At the European Council this October, EU Heads of State have a realistic chance to bring together, at last, the key three strands of energy policy – carbon, security and price – to forge a coherent strategy, for the first time.
And Ed Davey, UK Energy Minister, used this summit to preview key policy decisions facing the EU energy sector between now and then in his speech to the Eurelectric conference in London.
In a wide-ranging speech covering all three pillars of the energy trilemma, Davey said: “This summit would be a critical strategic moment by itself – if it was just the 2030 climate package we have all been working on for so long.
“But it turns out it could be even more significant. And we have President Putin to thank for that.

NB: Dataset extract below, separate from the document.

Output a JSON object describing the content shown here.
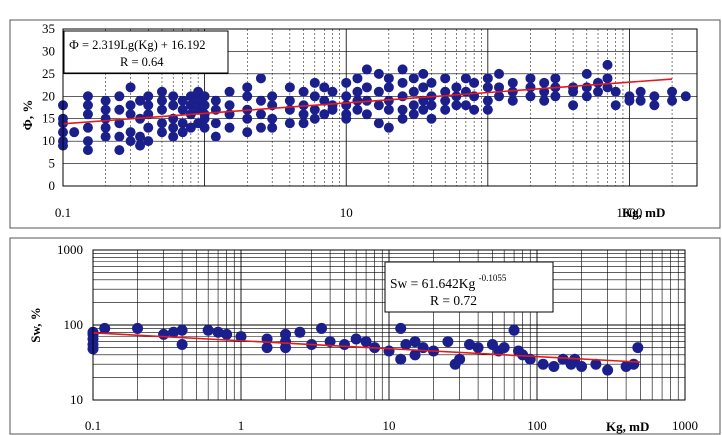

For alongside climate, energy security is also now at the top of the European energy debate.
“Just last week, the Commission’s published its welcome Energy Security Plan, building on the deal agreed by myself and other G7 energy ministers in Rome last month. This plan shows – not surprisingly – that there is no quick fix to tackle European energy security. We need a sustained effort, over many years.
“And it makes policy sense and political sense to embed a robust energy security strategy within an ambitious and flexible EU 2030 policy framework.

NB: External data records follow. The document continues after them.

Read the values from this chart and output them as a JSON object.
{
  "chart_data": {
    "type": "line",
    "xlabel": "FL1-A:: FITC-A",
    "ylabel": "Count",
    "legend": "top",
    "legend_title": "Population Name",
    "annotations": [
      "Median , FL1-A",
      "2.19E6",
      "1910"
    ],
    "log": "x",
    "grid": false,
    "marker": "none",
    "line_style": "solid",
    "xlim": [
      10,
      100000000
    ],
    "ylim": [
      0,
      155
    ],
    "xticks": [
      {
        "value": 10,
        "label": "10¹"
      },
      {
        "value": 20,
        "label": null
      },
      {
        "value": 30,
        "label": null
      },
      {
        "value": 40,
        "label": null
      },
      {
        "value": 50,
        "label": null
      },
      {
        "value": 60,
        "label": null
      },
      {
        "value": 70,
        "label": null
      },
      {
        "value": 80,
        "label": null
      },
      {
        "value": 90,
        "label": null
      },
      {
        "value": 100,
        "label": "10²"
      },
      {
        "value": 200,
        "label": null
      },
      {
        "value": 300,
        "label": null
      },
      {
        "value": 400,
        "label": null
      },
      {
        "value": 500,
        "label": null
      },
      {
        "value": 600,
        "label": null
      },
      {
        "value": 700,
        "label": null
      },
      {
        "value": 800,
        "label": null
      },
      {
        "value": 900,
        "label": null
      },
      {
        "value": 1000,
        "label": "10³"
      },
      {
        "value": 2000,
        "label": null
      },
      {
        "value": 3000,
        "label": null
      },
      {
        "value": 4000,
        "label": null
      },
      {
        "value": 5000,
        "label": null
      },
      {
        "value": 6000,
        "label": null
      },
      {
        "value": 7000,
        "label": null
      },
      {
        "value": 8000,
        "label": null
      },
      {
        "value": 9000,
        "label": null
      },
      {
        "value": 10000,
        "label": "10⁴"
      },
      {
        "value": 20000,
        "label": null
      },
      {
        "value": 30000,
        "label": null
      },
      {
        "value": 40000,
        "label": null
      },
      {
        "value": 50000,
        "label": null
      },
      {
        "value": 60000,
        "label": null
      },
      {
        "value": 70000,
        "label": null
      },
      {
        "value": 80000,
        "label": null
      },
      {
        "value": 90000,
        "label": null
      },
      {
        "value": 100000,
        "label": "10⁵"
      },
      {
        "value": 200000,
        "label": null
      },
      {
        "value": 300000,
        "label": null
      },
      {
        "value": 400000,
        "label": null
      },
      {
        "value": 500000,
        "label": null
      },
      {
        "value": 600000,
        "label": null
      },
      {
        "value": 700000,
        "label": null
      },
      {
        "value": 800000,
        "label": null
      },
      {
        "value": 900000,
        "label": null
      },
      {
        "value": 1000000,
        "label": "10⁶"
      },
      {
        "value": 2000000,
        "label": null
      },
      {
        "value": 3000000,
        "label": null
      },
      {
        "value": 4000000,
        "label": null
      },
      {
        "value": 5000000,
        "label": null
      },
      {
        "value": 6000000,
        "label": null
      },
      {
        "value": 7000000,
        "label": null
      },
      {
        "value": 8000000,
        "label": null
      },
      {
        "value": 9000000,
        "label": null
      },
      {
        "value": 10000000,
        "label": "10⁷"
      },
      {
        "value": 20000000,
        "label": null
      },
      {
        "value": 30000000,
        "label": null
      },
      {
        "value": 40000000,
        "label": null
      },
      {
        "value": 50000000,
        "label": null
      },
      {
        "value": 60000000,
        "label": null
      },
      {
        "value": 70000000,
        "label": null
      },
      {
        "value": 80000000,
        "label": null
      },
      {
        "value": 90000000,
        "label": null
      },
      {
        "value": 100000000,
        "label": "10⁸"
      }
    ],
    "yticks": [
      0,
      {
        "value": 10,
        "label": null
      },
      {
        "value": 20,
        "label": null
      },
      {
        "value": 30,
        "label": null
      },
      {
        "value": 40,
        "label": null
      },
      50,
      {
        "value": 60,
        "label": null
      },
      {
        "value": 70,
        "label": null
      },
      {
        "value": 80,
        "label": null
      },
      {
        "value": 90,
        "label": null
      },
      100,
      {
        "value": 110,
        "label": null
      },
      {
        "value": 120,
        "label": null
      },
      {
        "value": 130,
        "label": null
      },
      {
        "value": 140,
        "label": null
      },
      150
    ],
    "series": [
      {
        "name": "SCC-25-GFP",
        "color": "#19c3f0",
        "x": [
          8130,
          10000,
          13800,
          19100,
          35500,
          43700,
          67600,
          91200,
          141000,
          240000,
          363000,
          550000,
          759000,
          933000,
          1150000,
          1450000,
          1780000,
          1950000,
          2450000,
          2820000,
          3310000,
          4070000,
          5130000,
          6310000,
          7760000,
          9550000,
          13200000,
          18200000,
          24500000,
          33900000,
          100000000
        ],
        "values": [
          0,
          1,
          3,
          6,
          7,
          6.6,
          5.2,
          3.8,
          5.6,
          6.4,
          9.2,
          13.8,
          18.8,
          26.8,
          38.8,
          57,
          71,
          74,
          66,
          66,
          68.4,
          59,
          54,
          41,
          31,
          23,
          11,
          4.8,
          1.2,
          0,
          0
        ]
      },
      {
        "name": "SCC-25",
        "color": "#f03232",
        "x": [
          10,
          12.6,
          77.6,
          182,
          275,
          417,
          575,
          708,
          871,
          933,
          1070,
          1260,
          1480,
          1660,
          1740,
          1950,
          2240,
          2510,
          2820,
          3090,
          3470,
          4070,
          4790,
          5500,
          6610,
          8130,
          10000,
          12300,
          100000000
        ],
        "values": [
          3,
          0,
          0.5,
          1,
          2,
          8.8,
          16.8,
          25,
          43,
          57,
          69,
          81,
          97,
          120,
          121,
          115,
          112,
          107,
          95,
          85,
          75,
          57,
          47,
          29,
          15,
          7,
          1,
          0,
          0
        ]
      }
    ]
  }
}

‘However, climate and energy security are only two of the three pillars of a modern energy policy – the third is price. Everyone knows that energy prices are a huge issue – for consumers and European industry alike.
“As gas prices have risen here and fallen in the USA, the need to help people struggling with their energy bills and to do more for industrial competitiveness could not be more urgent.
In the UK, our whole energy and climate change policy is based on a mixed approach – to bring on all low carbon technologies.
“So for us, Europe should not repeat the 2020 renewables target, which was binding on an individual member state, as that is too rigid, and for some countries too expensive.
“Member states must be allowed to follow the Treaty – which in effect demands technology neutrality in European energy policy.
“The UK has invested significantly in our ability to import liquid natural gas. This, coupled with indigenous production in the North Sea and pipelines to Norway, limit our own reliance on Russian gas.
“It also helps to make the UK the most energy secure nation in the EU – a point noted by the recent report by the US Chamber of Commerce. But we are not complacent.
“That is why the UK is pioneering shale gas exploration in Europe.
“And we have acted to ensure that shale exploration happens safely, without harming the environment, and provides a boost to local communities who host the resources.
“So shale can form part of the UK’s, and Europe’s, energy security future.”